In France, meanwhile, powerful landowners began building large fortifications that became castles. These were built for a number of reasons. Firstly, the castle showed power and also a demonstration of wealth. It also acted as a military installation that gave a certain amount of protection to the lord against the King of France. Furthermore, as with Roman city walls, the castle could act as a trade barrier because by limiting access to the city, traders would have to pass through a tariff zone.
Religious medieval architecture was at first built upon the architecture of the Roman Empire. This was in part based on the layouts of Roman temples; the layout of one, for example, can be found at Caerwent in Wales. Early churches were urban-based and were either converted basilicas, hence the name, or built on the sites of ancient temples. Societies such as those in Anglo-Saxon England built wooden churches, a trend that continues in Scandinavia, while richer and more advanced kingdoms such as France and the Holy Roman Empire developed stone churches that were rarely seen until the Norman invasion of England in 1066.

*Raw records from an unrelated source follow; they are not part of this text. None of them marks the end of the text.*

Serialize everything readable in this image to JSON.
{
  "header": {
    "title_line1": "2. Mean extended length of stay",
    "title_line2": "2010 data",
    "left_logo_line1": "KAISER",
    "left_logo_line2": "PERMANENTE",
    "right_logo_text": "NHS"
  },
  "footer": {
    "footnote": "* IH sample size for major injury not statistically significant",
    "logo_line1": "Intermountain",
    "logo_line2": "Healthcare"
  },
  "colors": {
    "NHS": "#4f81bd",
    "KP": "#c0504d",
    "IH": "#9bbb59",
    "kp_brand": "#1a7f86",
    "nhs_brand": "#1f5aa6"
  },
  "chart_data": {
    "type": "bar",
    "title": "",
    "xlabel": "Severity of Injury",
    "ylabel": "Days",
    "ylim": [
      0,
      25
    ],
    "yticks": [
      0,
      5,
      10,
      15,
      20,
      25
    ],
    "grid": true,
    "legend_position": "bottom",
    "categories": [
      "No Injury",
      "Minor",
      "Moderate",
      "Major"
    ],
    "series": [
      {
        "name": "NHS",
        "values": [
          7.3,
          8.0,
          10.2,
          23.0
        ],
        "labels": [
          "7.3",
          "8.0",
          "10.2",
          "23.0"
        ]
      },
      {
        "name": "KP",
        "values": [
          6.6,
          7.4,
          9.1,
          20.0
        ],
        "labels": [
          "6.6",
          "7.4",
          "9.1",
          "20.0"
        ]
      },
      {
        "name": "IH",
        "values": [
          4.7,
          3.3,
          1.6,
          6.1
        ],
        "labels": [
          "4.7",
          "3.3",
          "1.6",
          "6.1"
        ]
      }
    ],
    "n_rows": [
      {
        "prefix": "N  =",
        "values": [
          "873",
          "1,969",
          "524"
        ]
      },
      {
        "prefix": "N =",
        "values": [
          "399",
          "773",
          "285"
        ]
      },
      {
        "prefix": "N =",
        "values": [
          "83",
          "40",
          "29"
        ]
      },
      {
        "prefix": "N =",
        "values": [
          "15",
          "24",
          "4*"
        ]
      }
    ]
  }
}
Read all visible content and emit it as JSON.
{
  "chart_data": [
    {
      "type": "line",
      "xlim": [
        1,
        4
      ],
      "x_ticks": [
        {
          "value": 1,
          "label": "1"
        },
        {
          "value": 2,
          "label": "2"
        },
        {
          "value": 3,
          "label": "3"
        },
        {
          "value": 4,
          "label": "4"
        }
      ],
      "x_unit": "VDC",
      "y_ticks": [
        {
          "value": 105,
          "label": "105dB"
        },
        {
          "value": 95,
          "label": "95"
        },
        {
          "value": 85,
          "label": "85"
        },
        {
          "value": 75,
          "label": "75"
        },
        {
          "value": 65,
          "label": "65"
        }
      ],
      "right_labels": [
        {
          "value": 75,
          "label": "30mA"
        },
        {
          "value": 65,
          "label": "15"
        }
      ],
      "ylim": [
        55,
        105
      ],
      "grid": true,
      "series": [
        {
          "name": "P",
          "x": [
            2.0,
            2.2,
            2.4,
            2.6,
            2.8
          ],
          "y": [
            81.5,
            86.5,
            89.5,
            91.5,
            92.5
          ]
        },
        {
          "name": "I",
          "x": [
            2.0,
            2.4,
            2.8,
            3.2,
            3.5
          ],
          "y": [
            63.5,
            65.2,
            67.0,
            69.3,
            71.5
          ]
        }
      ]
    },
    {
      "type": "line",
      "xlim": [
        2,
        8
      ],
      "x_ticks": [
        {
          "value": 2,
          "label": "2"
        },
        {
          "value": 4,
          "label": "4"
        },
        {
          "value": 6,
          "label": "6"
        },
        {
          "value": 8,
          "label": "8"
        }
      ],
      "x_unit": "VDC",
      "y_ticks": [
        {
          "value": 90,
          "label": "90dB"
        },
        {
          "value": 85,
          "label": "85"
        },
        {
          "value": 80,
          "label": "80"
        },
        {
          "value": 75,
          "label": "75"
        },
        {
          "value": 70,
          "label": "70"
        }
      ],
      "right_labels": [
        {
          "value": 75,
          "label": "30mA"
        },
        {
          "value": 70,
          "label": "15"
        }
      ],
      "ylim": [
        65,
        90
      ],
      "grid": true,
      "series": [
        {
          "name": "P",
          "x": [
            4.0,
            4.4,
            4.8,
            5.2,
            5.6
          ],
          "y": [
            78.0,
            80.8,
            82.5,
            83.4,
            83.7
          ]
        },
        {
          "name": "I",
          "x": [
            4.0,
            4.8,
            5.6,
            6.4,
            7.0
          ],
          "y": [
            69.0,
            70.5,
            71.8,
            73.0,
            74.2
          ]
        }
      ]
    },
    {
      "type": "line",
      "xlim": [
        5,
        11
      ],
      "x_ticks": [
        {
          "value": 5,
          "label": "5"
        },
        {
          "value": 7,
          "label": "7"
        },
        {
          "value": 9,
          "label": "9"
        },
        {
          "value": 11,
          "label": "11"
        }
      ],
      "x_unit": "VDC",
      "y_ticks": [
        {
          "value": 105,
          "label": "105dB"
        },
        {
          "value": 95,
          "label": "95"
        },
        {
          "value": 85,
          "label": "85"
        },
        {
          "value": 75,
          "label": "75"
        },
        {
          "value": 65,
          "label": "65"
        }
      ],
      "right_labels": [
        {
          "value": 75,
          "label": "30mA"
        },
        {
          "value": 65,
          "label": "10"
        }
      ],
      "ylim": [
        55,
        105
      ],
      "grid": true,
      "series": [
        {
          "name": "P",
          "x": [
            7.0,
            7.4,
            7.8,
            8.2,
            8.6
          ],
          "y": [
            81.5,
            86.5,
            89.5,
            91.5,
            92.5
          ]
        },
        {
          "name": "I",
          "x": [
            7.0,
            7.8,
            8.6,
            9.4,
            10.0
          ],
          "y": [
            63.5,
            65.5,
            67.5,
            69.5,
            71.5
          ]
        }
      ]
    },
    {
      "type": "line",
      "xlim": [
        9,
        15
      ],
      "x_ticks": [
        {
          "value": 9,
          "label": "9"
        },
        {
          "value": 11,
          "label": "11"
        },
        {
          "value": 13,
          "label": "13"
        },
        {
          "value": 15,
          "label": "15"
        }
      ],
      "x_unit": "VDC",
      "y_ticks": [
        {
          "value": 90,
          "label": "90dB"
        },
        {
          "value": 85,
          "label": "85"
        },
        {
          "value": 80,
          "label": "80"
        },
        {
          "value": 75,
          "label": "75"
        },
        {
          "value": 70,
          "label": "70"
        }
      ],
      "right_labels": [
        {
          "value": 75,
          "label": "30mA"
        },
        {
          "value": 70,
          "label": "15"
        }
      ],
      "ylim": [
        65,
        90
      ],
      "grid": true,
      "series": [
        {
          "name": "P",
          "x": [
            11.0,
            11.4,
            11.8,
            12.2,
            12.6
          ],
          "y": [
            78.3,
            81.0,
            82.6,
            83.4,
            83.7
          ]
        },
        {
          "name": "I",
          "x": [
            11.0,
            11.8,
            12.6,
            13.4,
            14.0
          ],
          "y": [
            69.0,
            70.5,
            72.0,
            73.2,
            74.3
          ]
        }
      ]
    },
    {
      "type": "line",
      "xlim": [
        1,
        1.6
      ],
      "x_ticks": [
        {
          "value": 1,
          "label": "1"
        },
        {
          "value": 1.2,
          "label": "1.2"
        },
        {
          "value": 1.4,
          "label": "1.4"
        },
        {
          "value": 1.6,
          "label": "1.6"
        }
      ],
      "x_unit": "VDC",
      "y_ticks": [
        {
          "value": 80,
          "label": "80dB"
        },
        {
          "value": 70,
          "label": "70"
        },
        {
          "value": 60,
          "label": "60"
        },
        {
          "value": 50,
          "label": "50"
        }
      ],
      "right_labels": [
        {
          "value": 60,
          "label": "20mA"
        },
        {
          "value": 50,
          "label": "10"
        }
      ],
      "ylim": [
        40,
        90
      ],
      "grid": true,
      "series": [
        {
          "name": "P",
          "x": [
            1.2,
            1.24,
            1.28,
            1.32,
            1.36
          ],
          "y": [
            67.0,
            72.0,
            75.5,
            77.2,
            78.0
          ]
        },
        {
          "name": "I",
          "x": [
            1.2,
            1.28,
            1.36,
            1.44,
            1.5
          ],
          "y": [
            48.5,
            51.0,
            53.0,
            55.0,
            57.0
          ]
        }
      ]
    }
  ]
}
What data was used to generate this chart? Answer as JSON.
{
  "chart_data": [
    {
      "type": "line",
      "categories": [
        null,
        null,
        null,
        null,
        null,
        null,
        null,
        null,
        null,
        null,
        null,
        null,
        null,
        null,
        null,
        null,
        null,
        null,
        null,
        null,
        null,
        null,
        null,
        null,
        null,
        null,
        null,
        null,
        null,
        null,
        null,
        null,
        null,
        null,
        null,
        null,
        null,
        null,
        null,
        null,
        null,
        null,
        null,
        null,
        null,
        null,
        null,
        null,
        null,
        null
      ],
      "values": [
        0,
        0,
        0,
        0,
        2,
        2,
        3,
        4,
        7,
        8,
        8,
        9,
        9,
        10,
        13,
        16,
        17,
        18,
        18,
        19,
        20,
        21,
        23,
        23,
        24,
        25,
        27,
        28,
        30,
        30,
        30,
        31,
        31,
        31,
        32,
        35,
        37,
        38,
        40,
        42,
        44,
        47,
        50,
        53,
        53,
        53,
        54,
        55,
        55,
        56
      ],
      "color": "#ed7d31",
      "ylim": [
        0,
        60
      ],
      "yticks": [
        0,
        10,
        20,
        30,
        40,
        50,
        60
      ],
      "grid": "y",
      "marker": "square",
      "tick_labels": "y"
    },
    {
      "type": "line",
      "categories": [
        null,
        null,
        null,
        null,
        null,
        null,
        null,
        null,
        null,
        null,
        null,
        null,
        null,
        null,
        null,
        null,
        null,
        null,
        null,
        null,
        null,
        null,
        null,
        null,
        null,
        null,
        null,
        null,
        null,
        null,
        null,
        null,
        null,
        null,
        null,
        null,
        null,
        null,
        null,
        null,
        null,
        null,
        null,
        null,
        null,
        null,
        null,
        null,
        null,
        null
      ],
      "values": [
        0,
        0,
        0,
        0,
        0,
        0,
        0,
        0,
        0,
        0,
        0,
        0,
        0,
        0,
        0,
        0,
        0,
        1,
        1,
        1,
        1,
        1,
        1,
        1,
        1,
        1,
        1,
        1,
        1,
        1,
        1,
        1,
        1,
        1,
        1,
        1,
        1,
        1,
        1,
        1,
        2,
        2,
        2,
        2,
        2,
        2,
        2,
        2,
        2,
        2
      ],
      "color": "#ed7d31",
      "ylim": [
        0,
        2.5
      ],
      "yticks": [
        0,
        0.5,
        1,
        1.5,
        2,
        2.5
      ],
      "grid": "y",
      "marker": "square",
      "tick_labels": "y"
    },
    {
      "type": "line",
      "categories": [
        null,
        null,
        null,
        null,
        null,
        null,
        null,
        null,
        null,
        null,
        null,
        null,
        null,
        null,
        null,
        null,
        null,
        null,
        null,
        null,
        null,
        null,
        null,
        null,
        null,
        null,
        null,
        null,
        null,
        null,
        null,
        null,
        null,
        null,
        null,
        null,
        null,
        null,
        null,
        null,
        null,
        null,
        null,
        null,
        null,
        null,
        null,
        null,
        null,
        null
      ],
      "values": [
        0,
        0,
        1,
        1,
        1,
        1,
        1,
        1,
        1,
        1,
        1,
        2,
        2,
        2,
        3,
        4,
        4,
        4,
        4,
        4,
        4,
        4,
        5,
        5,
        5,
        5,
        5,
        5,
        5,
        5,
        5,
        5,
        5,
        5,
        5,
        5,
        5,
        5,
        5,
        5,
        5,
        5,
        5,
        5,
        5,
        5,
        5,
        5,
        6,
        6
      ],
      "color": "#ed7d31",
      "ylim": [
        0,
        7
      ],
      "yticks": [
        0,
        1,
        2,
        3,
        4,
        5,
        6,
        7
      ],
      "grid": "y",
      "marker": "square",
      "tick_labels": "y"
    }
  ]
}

As well as the development of churches across Europe, the Middle Ages saw a wide variety of monastic buildings. Many began as humble buildings in the countryside, but became wealthy later on through donations in wills. The monasteries were ever-developing complexes often larger than the great manor houses of the rich. They were usually built in stone and showed the grand possibilities of architecture. Perhaps one of the most striking examples is Mont Saint Michel in Normandy.
Early periods saw the dominance of Pre-Romanesque and Romanesque styles in medieval architecture, while the 12th century and onward saw the growth of Gothic architecture. There were also regional variations including the architecture of the Norse in Scandinavia and of the Kievan Rus in Eastern Europe. Eastern European architecture was also heavily influenced by the Byzantine Empire based around Greece and Constantinople.